A federal judge Friday nixed deal that would have
settled more than 100 class action lawsuits brought against Microsoft Corp.
The settlement would have required the company to provide software and computers to more than 12,500 of the poorest public schools
in the U.S. for five years, at an estimated cost of about $1.1 billion. Microsoft also would have provided about $900 million worth
of software for five years to schools in which most students qualify for federal lunch programs, and would have provided 200,000
reconditioned desktop and laptop computers, and $90 million in technical support. The company would have contributed another $250
million to set up an independent foundation to meet project goals.
But Microsoft competitors, including Apple Computer
, fought the settlement terms, arguing that it would
strengthen the company’s position in schools, one of Apple’s prime markets.
U.S. District Court Judge J. Frederick Motz ruled that he could not support the deal, noting the cases had not progressed to the
point that he could determine what damages might have been obtained through litigation. He also said the private foundation charged
with overseeing Microsoft’s obligations would not have been adequately funded.
“While we are confident that Microsoft ultimately will prevail in these lawsuits, we are disappointed that we have missed this opportunity to improve education for disadvantaged children while resolving litigation,” said Tom Burt, deputy general counsel for Microsoft.

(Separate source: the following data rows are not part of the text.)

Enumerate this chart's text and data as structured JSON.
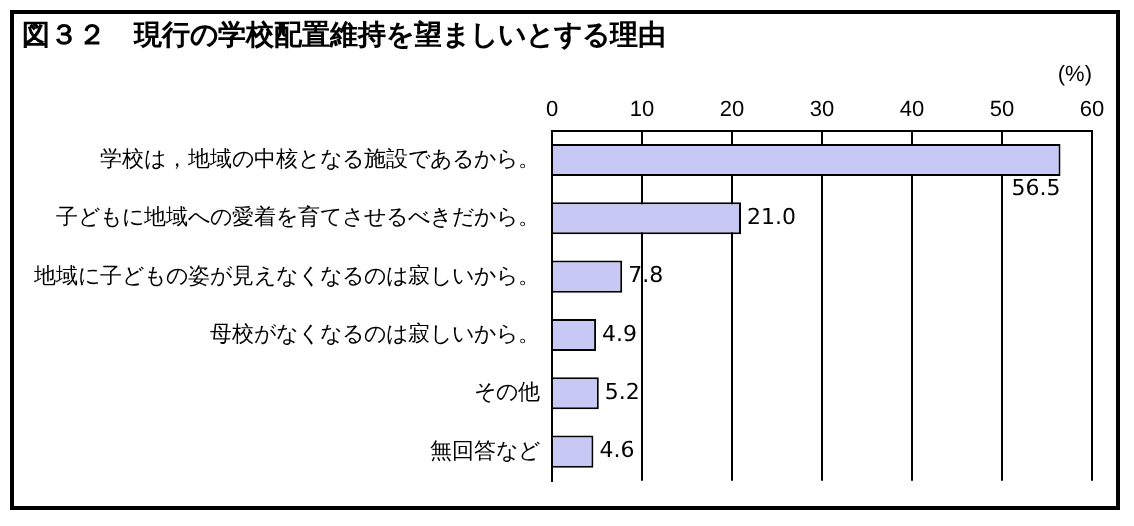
{
  "chart_data": {
    "type": "bar",
    "orientation": "horizontal",
    "title": "図３２　現行の学校配置維持を望ましいとする理由",
    "xlabel": "(%)",
    "categories": [
      "学校は，地域の中核となる施設であるから。",
      "子どもに地域への愛着を育てさせるべきだから。",
      "地域に子どもの姿が見えなくなるのは寂しいから。",
      "母校がなくなるのは寂しいから。",
      "その他",
      "無回答など"
    ],
    "values": [
      56.5,
      21.0,
      7.8,
      4.9,
      5.2,
      4.6
    ],
    "value_labels": [
      "56.5",
      "21.0",
      "7.8",
      "4.9",
      "5.2",
      "4.6"
    ],
    "color": "#c8c8f4",
    "xlim": [
      0,
      60
    ],
    "xticks": [
      0,
      10,
      20,
      30,
      40,
      50,
      60
    ],
    "grid": "x",
    "legend": false
  }
}
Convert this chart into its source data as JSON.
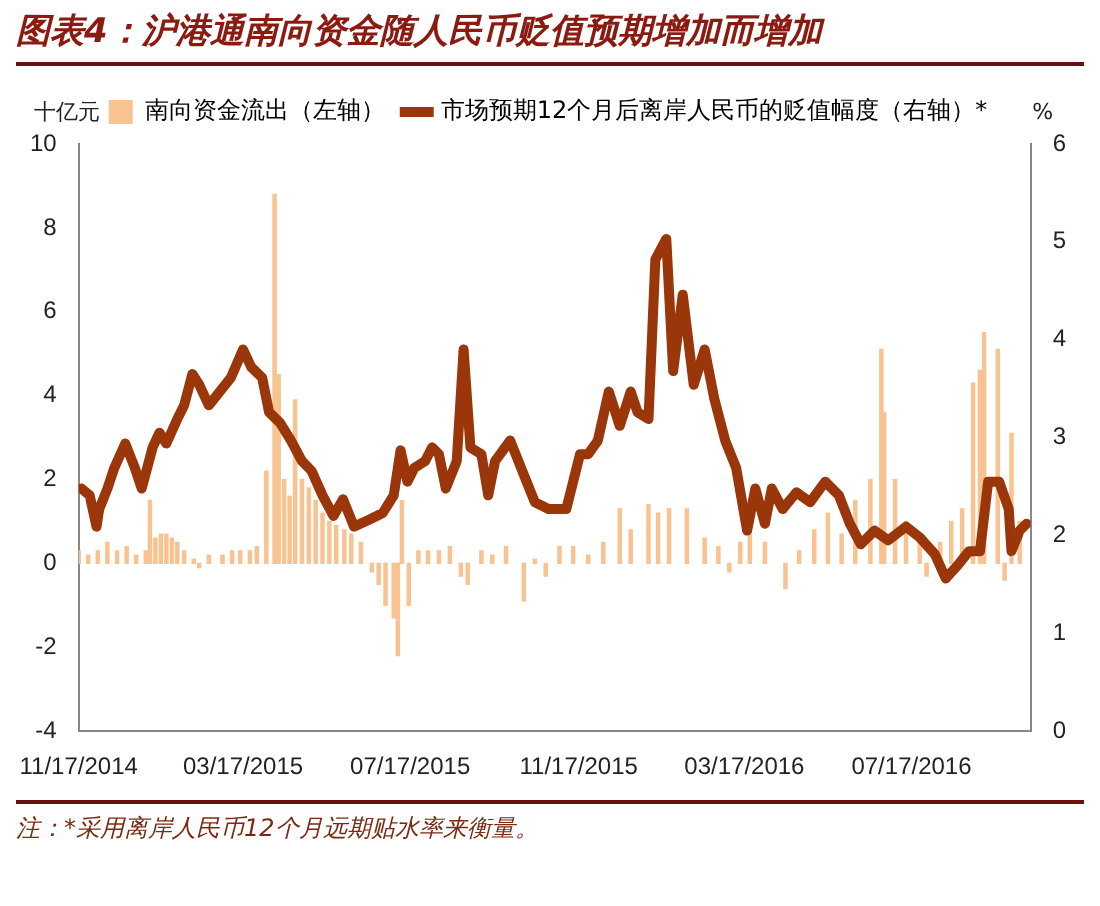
{
  "chart_data": {
    "type": "bar",
    "title": "图表4：沪港通南向资金随人民币贬值预期增加而增加",
    "ylabel": "十亿元",
    "y2label": "%",
    "annotations": [
      "注：*采用离岸人民币12个月远期贴水率来衡量。"
    ],
    "xlim": [
      "2014-11-17",
      "2016-10-12"
    ],
    "xticks": [
      {
        "value": "2014-11-17",
        "label": "11/17/2014"
      },
      {
        "value": "2015-03-17",
        "label": "03/17/2015"
      },
      {
        "value": "2015-07-17",
        "label": "07/17/2015"
      },
      {
        "value": "2015-11-17",
        "label": "11/17/2015"
      },
      {
        "value": "2016-03-17",
        "label": "03/17/2016"
      },
      {
        "value": "2016-07-17",
        "label": "07/17/2016"
      }
    ],
    "ylim": [
      -4,
      10
    ],
    "yticks": [
      -4,
      -2,
      0,
      2,
      4,
      6,
      8,
      10
    ],
    "y2lim": [
      0,
      6
    ],
    "y2ticks": [
      0,
      1,
      2,
      3,
      4,
      5,
      6
    ],
    "grid": false,
    "legend": "top",
    "marker": "none",
    "series": [
      {
        "name": "南向资金流出（左轴）",
        "color": "#f8c391",
        "x": [
          "2014-11-17",
          "2014-11-24",
          "2014-12-01",
          "2014-12-08",
          "2014-12-15",
          "2014-12-22",
          "2014-12-29",
          "2015-01-05",
          "2015-01-08",
          "2015-01-12",
          "2015-01-16",
          "2015-01-20",
          "2015-01-24",
          "2015-01-28",
          "2015-02-02",
          "2015-02-09",
          "2015-02-13",
          "2015-02-20",
          "2015-03-02",
          "2015-03-09",
          "2015-03-15",
          "2015-03-22",
          "2015-03-27",
          "2015-04-03",
          "2015-04-09",
          "2015-04-12",
          "2015-04-16",
          "2015-04-20",
          "2015-04-24",
          "2015-04-29",
          "2015-05-04",
          "2015-05-09",
          "2015-05-14",
          "2015-05-19",
          "2015-05-24",
          "2015-05-30",
          "2015-06-04",
          "2015-06-11",
          "2015-06-19",
          "2015-06-24",
          "2015-06-29",
          "2015-07-05",
          "2015-07-08",
          "2015-07-11",
          "2015-07-16",
          "2015-07-23",
          "2015-07-30",
          "2015-08-07",
          "2015-08-15",
          "2015-08-23",
          "2015-08-28",
          "2015-09-07",
          "2015-09-15",
          "2015-09-25",
          "2015-10-08",
          "2015-10-16",
          "2015-10-24",
          "2015-11-03",
          "2015-11-13",
          "2015-11-24",
          "2015-12-05",
          "2015-12-17",
          "2015-12-25",
          "2016-01-07",
          "2016-01-14",
          "2016-01-22",
          "2016-02-04",
          "2016-02-17",
          "2016-02-27",
          "2016-03-06",
          "2016-03-14",
          "2016-03-21",
          "2016-04-01",
          "2016-04-16",
          "2016-04-26",
          "2016-05-07",
          "2016-05-17",
          "2016-05-27",
          "2016-06-06",
          "2016-06-17",
          "2016-06-25",
          "2016-06-27",
          "2016-07-05",
          "2016-07-13",
          "2016-07-23",
          "2016-07-28",
          "2016-08-07",
          "2016-08-15",
          "2016-08-23",
          "2016-08-31",
          "2016-09-05",
          "2016-09-08",
          "2016-09-13",
          "2016-09-18",
          "2016-09-23",
          "2016-09-28",
          "2016-10-04"
        ],
        "values": [
          0.3,
          0.2,
          0.3,
          0.5,
          0.3,
          0.4,
          0.2,
          0.3,
          1.5,
          0.6,
          0.7,
          0.7,
          0.6,
          0.5,
          0.3,
          0.1,
          -0.1,
          0.2,
          0.2,
          0.3,
          0.3,
          0.3,
          0.4,
          2.2,
          8.8,
          4.5,
          2.0,
          1.6,
          3.9,
          2.0,
          1.8,
          1.5,
          1.2,
          1.0,
          0.9,
          0.8,
          0.7,
          0.5,
          -0.2,
          -0.5,
          -1.0,
          -1.3,
          -2.2,
          1.5,
          -1.0,
          0.3,
          0.3,
          0.3,
          0.4,
          -0.3,
          -0.5,
          0.3,
          0.2,
          0.4,
          -0.9,
          0.1,
          -0.3,
          0.4,
          0.4,
          0.2,
          0.5,
          1.3,
          0.8,
          1.4,
          1.2,
          1.3,
          1.3,
          0.6,
          0.4,
          -0.2,
          0.5,
          0.7,
          0.5,
          -0.6,
          0.3,
          0.8,
          1.2,
          0.7,
          1.5,
          2.0,
          5.1,
          3.6,
          2.0,
          1.0,
          0.6,
          -0.3,
          0.5,
          1.0,
          1.3,
          4.3,
          4.6,
          5.5,
          null,
          5.1,
          -0.4,
          3.1,
          1.0
        ]
      },
      {
        "name": "市场预期12个月后离岸人民币的贬值幅度（右轴）*",
        "type": "line",
        "axis": "y2",
        "color": "#9a3609",
        "x": [
          "2014-11-19",
          "2014-11-25",
          "2014-11-30",
          "2014-12-02",
          "2014-12-08",
          "2014-12-13",
          "2014-12-21",
          "2014-12-28",
          "2015-01-02",
          "2015-01-10",
          "2015-01-15",
          "2015-01-20",
          "2015-01-28",
          "2015-02-02",
          "2015-02-08",
          "2015-02-13",
          "2015-02-20",
          "2015-02-28",
          "2015-03-08",
          "2015-03-17",
          "2015-03-23",
          "2015-03-31",
          "2015-04-05",
          "2015-04-13",
          "2015-04-21",
          "2015-04-29",
          "2015-05-06",
          "2015-05-14",
          "2015-05-22",
          "2015-05-29",
          "2015-06-06",
          "2015-06-17",
          "2015-06-27",
          "2015-07-05",
          "2015-07-10",
          "2015-07-15",
          "2015-07-20",
          "2015-07-28",
          "2015-08-02",
          "2015-08-07",
          "2015-08-12",
          "2015-08-20",
          "2015-08-25",
          "2015-08-30",
          "2015-09-07",
          "2015-09-12",
          "2015-09-17",
          "2015-09-28",
          "2015-10-08",
          "2015-10-16",
          "2015-10-26",
          "2015-11-08",
          "2015-11-18",
          "2015-11-24",
          "2015-12-01",
          "2015-12-09",
          "2015-12-17",
          "2015-12-25",
          "2015-12-30",
          "2016-01-07",
          "2016-01-12",
          "2016-01-20",
          "2016-01-25",
          "2016-02-01",
          "2016-02-09",
          "2016-02-17",
          "2016-02-24",
          "2016-03-03",
          "2016-03-11",
          "2016-03-19",
          "2016-03-25",
          "2016-04-01",
          "2016-04-06",
          "2016-04-14",
          "2016-04-24",
          "2016-05-04",
          "2016-05-15",
          "2016-05-25",
          "2016-06-02",
          "2016-06-10",
          "2016-06-20",
          "2016-06-30",
          "2016-07-13",
          "2016-07-23",
          "2016-08-03",
          "2016-08-11",
          "2016-08-20",
          "2016-08-28",
          "2016-09-05",
          "2016-09-11",
          "2016-09-19",
          "2016-09-26",
          "2016-09-28",
          "2016-10-04",
          "2016-10-09"
        ],
        "values": [
          2.48,
          2.41,
          2.09,
          2.27,
          2.48,
          2.69,
          2.94,
          2.69,
          2.48,
          2.9,
          3.05,
          2.94,
          3.19,
          3.33,
          3.65,
          3.54,
          3.33,
          3.47,
          3.61,
          3.9,
          3.72,
          3.61,
          3.26,
          3.15,
          2.97,
          2.76,
          2.66,
          2.41,
          2.2,
          2.37,
          2.09,
          2.16,
          2.23,
          2.41,
          2.87,
          2.55,
          2.69,
          2.76,
          2.9,
          2.83,
          2.48,
          2.76,
          3.9,
          2.9,
          2.83,
          2.41,
          2.76,
          2.97,
          2.62,
          2.34,
          2.27,
          2.27,
          2.83,
          2.83,
          2.97,
          3.47,
          3.12,
          3.47,
          3.26,
          3.19,
          4.82,
          5.03,
          3.68,
          4.46,
          3.54,
          3.9,
          3.4,
          2.97,
          2.69,
          2.05,
          2.48,
          2.12,
          2.48,
          2.27,
          2.44,
          2.34,
          2.55,
          2.41,
          2.12,
          1.91,
          2.05,
          1.95,
          2.09,
          1.98,
          1.81,
          1.56,
          1.7,
          1.84,
          1.84,
          2.55,
          2.55,
          2.27,
          1.84,
          2.05,
          2.12
        ]
      }
    ]
  }
}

“Microsoft went the extra mile to make this settlement work. We sought input from educators to fully address issues regarding the independence of the education foundation that was a key part of the proposed settlement. We also made modifications to the original agreement to ensure that schools would have the option to use the software and platform of their choice. Microsoft is always open to looking for reasonable ways to resolve litigation. We will review the court’s opinion and at the same time move forward with the next steps in the litigation.”
Microsoft must now choose between negotiating a new settlement or fighting the suits in court.